Here’s how the CSV file would look after running this code:

 title,price,url
100% Dark Hot Chocolate Flakes,9.95,/products/100-dark-hot-chocolate-flakes
2.5kg Bulk 41% Milk Hot Chocolate Drops,45.00,/products/2-5kg-bulk-of-our-41-milk-hot-chocolate-drops
2.5kg Bulk 61% Dark Hot Chocolate Drops,45.00,/products/2-5kg-of-our-best-selling-61-dark-hot-chocolate-drops
... More
Data Quality

As you might have noticed in the above CSV file, we seem to have a data quality issue with the price for the "Almost Perfect" perfect product. We will deal with this in the Part 2: Data Cleaning & Edge Cases


In this section, we’ll enhance our scraper to handle pagination and scrape all the pages of a website.
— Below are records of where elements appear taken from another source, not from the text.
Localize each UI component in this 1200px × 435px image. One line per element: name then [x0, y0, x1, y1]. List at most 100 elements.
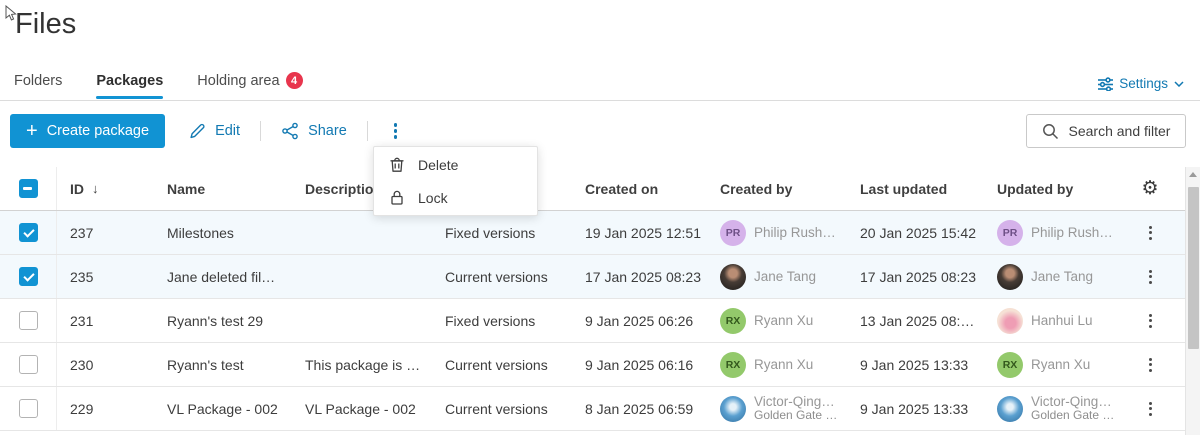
- row-select-cell: [0, 343, 57, 386]
- vertical-scrollbar[interactable]: [1185, 167, 1200, 435]
- toolbar-divider: [366, 121, 368, 141]
- avatar: RX: [720, 307, 746, 334]
- scrollbar-thumb[interactable]: [1188, 187, 1199, 349]
- person-name: Philip Rush…: [1031, 224, 1113, 240]
- created-by-cell: PR Philip Rush…: [710, 219, 850, 246]
- name-cell: Milestones: [167, 224, 234, 241]
- plus-icon: +: [26, 120, 38, 142]
- column-header-last-updated[interactable]: Last updated: [860, 180, 948, 197]
- versions-cell: Current versions: [445, 268, 548, 285]
- row-checkbox[interactable]: [18, 223, 38, 242]
- more-actions-button[interactable]: [388, 119, 404, 143]
- row-select-cell: [0, 299, 57, 342]
- avatar: [720, 263, 746, 290]
- menu-item-delete[interactable]: Delete: [374, 148, 537, 181]
- mouse-cursor: [5, 5, 17, 21]
- trash-icon: [390, 157, 404, 172]
- select-all-checkbox[interactable]: [18, 179, 38, 198]
- tab-packages[interactable]: Packages: [96, 72, 163, 99]
- table-row[interactable]: 229 VL Package - 002 VL Package - 002 Cu…: [0, 387, 1185, 431]
- updated-by-cell: Hanhui Lu: [987, 307, 1115, 334]
- created-by-cell: RX Ryann Xu: [710, 351, 850, 378]
- created-by-cell: Jane Tang: [710, 263, 850, 290]
- row-actions-cell: [1115, 354, 1185, 376]
- row-checkbox[interactable]: [18, 355, 38, 374]
- settings-button[interactable]: Settings: [1098, 76, 1184, 91]
- created-by-cell: RX Ryann Xu: [710, 307, 850, 334]
- column-header-name[interactable]: Name: [167, 180, 206, 197]
- person-name: Ryann Xu: [754, 356, 814, 372]
- last-updated-cell: 13 Jan 2025 08:…: [860, 312, 975, 329]
- row-menu-button[interactable]: [1141, 310, 1160, 332]
- row-checkbox[interactable]: [18, 399, 38, 418]
- tab-holding-area[interactable]: Holding area 4: [197, 72, 303, 98]
- row-select-cell: [0, 255, 57, 298]
- id-cell: 229: [70, 400, 94, 417]
- last-updated-cell: 17 Jan 2025 08:23: [860, 268, 976, 285]
- row-menu-button[interactable]: [1141, 222, 1160, 244]
- person-name: Philip Rush…: [754, 224, 836, 240]
- avatar: [997, 263, 1023, 290]
- row-checkbox[interactable]: [18, 267, 38, 286]
- chevron-down-icon: [1174, 80, 1184, 87]
- tab-folders[interactable]: Folders: [14, 72, 63, 89]
- table-header-row: ID ↓ Name Description Created on Created…: [0, 167, 1185, 211]
- person-name: Jane Tang: [754, 268, 817, 284]
- row-menu-button[interactable]: [1141, 266, 1160, 288]
- row-menu-button[interactable]: [1141, 398, 1160, 420]
- person-name: Ryann Xu: [1031, 356, 1091, 372]
- menu-item-lock[interactable]: Lock: [374, 181, 537, 214]
- row-checkbox[interactable]: [18, 311, 38, 330]
- versions-cell: Fixed versions: [445, 312, 536, 329]
- pencil-icon: [190, 123, 205, 138]
- person-name: Victor-Qing…: [754, 393, 835, 409]
- person-name: Hanhui Lu: [1031, 312, 1093, 328]
- last-updated-cell: 9 Jan 2025 13:33: [860, 400, 969, 417]
- id-cell: 237: [70, 224, 94, 241]
- person-name: Victor-Qing…: [1031, 393, 1112, 409]
- column-settings-button[interactable]: ⚙: [1115, 179, 1185, 198]
- row-menu-button[interactable]: [1141, 354, 1160, 376]
- name-cell: Ryann's test 29: [167, 312, 264, 329]
- table-row[interactable]: 230 Ryann's test This package is … Curre…: [0, 343, 1185, 387]
- create-package-button[interactable]: + Create package: [10, 114, 166, 148]
- versions-cell: Current versions: [445, 356, 548, 373]
- column-header-id[interactable]: ID ↓: [70, 180, 99, 197]
- column-header-created-by[interactable]: Created by: [720, 180, 793, 197]
- row-select-cell: [0, 387, 57, 430]
- created-on-cell: 9 Jan 2025 06:16: [585, 356, 694, 373]
- person-name: Jane Tang: [1031, 268, 1094, 284]
- table-row[interactable]: 237 Milestones Fixed versions 19 Jan 202…: [0, 211, 1185, 255]
- table-row[interactable]: 231 Ryann's test 29 Fixed versions 9 Jan…: [0, 299, 1185, 343]
- last-updated-cell: 20 Jan 2025 15:42: [860, 224, 976, 241]
- edit-button[interactable]: Edit: [189, 123, 240, 140]
- holding-area-count-badge: 4: [285, 72, 303, 89]
- scrollbar-up-arrow[interactable]: [1186, 167, 1200, 182]
- id-cell: 231: [70, 312, 94, 329]
- person-subtitle: Golden Gate …: [1031, 408, 1115, 423]
- created-on-cell: 9 Jan 2025 06:26: [585, 312, 694, 329]
- avatar: PR: [997, 219, 1023, 246]
- share-icon: [282, 122, 298, 140]
- description-cell: VL Package - 002: [305, 400, 416, 417]
- table-row[interactable]: 235 Jane deleted fil… Current versions 1…: [0, 255, 1185, 299]
- table-body: 237 Milestones Fixed versions 19 Jan 202…: [0, 211, 1185, 431]
- page-title: Files: [15, 8, 77, 40]
- updated-by-cell: PR Philip Rush…: [987, 219, 1115, 246]
- search-icon: [1042, 123, 1058, 139]
- toolbar-divider: [260, 121, 262, 141]
- person-name: Ryann Xu: [754, 312, 814, 328]
- sliders-icon: [1098, 76, 1114, 91]
- last-updated-cell: 9 Jan 2025 13:33: [860, 356, 969, 373]
- column-header-created-on[interactable]: Created on: [585, 180, 659, 197]
- updated-by-cell: Victor-Qing… Golden Gate …: [987, 394, 1115, 423]
- updated-by-cell: Jane Tang: [987, 263, 1115, 290]
- avatar: [720, 395, 746, 422]
- search-and-filter-button[interactable]: Search and filter: [1026, 114, 1186, 148]
- column-header-updated-by[interactable]: Updated by: [997, 180, 1074, 197]
- avatar: PR: [720, 219, 746, 246]
- created-by-cell: Victor-Qing… Golden Gate …: [710, 394, 850, 423]
- row-actions-cell: [1115, 398, 1185, 420]
- share-button[interactable]: Share: [281, 122, 347, 140]
- person-subtitle: Golden Gate …: [754, 408, 838, 423]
The "Next Page (→)" button, in our case is indicated by an arrow symbol, and is a link element with an href attribute containing the URL for the next page.
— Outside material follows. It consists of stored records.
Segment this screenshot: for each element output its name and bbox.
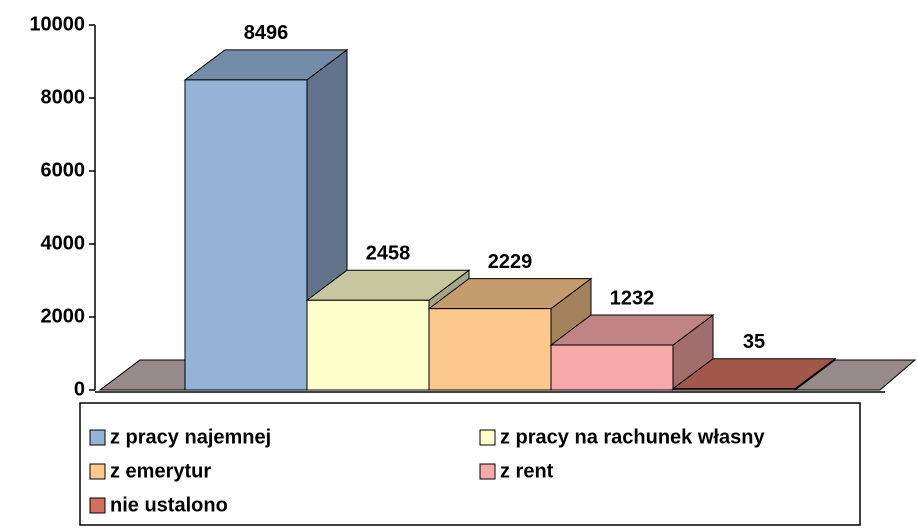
legend-label: z pracy najemnej [110, 426, 271, 448]
value-label: 2458 [366, 243, 411, 265]
floor [98, 359, 186, 391]
y-tick-label: 6000 [41, 159, 86, 181]
y-tick-label: 0 [74, 378, 85, 400]
legend-label: z pracy na rachunek własny [500, 426, 765, 448]
legend-label: z emerytur [110, 460, 211, 482]
bar [184, 79, 308, 391]
legend-swatch [479, 429, 496, 446]
legend-swatch [89, 463, 106, 480]
value-label: 35 [743, 331, 765, 353]
legend-label: z rent [500, 460, 554, 482]
legend-swatch [479, 463, 496, 480]
y-tick-label: 10000 [29, 13, 85, 35]
value-label: 8496 [244, 22, 289, 44]
bar [672, 388, 796, 391]
y-tick-label: 4000 [41, 232, 86, 254]
value-label: 1232 [610, 287, 655, 309]
legend-box [79, 402, 861, 526]
legend-swatch [89, 429, 106, 446]
bar [306, 299, 430, 391]
bar [428, 308, 552, 391]
y-tick-label: 2000 [41, 305, 86, 327]
bar [550, 344, 674, 391]
legend-swatch [89, 497, 106, 514]
legend-label: nie ustalono [110, 494, 228, 516]
value-label: 2229 [488, 251, 533, 273]
y-tick-label: 8000 [41, 86, 86, 108]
We can extract this URL, add it to our listOfUrls array, and let our loop process it in subsequent iterations. When the "Next Page" button is no longer present, it indicates that we've reached the last page.

The CSS selector for the "Next Page (→)" button is "a.pagination__nav-item:nth-child(4)".

Below is the updated code, which includes a new asynchronous function nextPage() to handle pagination. The function is asynchronous because locating the button may take some time.

const { chromium } = require("playwright");
const fs = require("fs");

const listOfUrls = ["https://www.chocolate.co.uk/collections/all"];
const scrapedData = [];

async function scrape() {
const browser = await chromium.launch({ headless: true });
const context = await browser.newContext();
const page = await context.newPage();

for (let url of listOfUrls) {
console.log(`Scraping: ${url}`);
await page.goto(url);

const productItems = await page.$$eval("product-item", items =>
items.map(item => ({
title: item.querySelector(".product-item-meta__title")?.textContent.trim() || null,
price: item.querySelector(".price")?.textContent.replace("Sale price£", "").trim() || null,
url: item.querySelector(".product-item-meta__title")?.getAttribute("href") || null
}))
);

scrapedData.push(...productItems);
await nextPage(page);
}

await browser.close();
saveAsCSV(scrapedData, 'scraped_data.csv');
}

function saveAsCSV(data, filename) {
if (data.length === 0) {
console.log("No data to save.");
return;
}

const header = Object.keys(data[0]).join(",");
const csv = [header, ...data.map((obj) => Object.values(obj).join(","))].join("\n");
fs.writeFileSync(filename, csv);
console.log(`Data saved to ${filename}`);
}

async function nextPage(page) {
let nextUrl;
try {
nextUrl = await page.$eval("a.pagination__nav-item:nth-child(4)", item => item.href);
} catch (error) {
console.log('Last Page Reached');
return;
}
listOfUrls.push(nextUrl);
}

(async () => {
await scrape();
})();


 Scraping: https://www.chocolate.co.uk/collections/all
Scraping: https://www.chocolate.co.uk/collections/all?page=2
Scraping: https://www.chocolate.co.uk/collections/all?page=3
Last Page Reached
Data saved to scraped_data.csv

Here's a summary of the changes:

  • The nextPage() function locates the "Next Page (→)" button using page.$eval() (not $$eval(), since it’s a single element). It retrieves the href attribute and adds the URL to the listOfUrls array.
  • The function uses a try-catch block to handle the absence of the "Next Page" button. If the button isn’t found, an error is thrown, indicating that we've reached the last page, and the function exits successfuly.
  • As new URLs are added to listOfUrls, the loop in a scrape() continues to navigate through all available pages, scraping data from each one.

This complete code sets up the scraper to automatically handle pagination, ensuring that all relevant data is collected across multiple pages.


Next Steps

With Part 1 laying the groundwork for our scraper—covering data extraction, CSV storage, and pagination—we’re ready to take the next step.

In Part 2, we’ll enhance our scraper by refining the data processing. We’ll clean up any inconsistencies in the extracted data, such as messy price values and extraneous text, to ensure accuracy.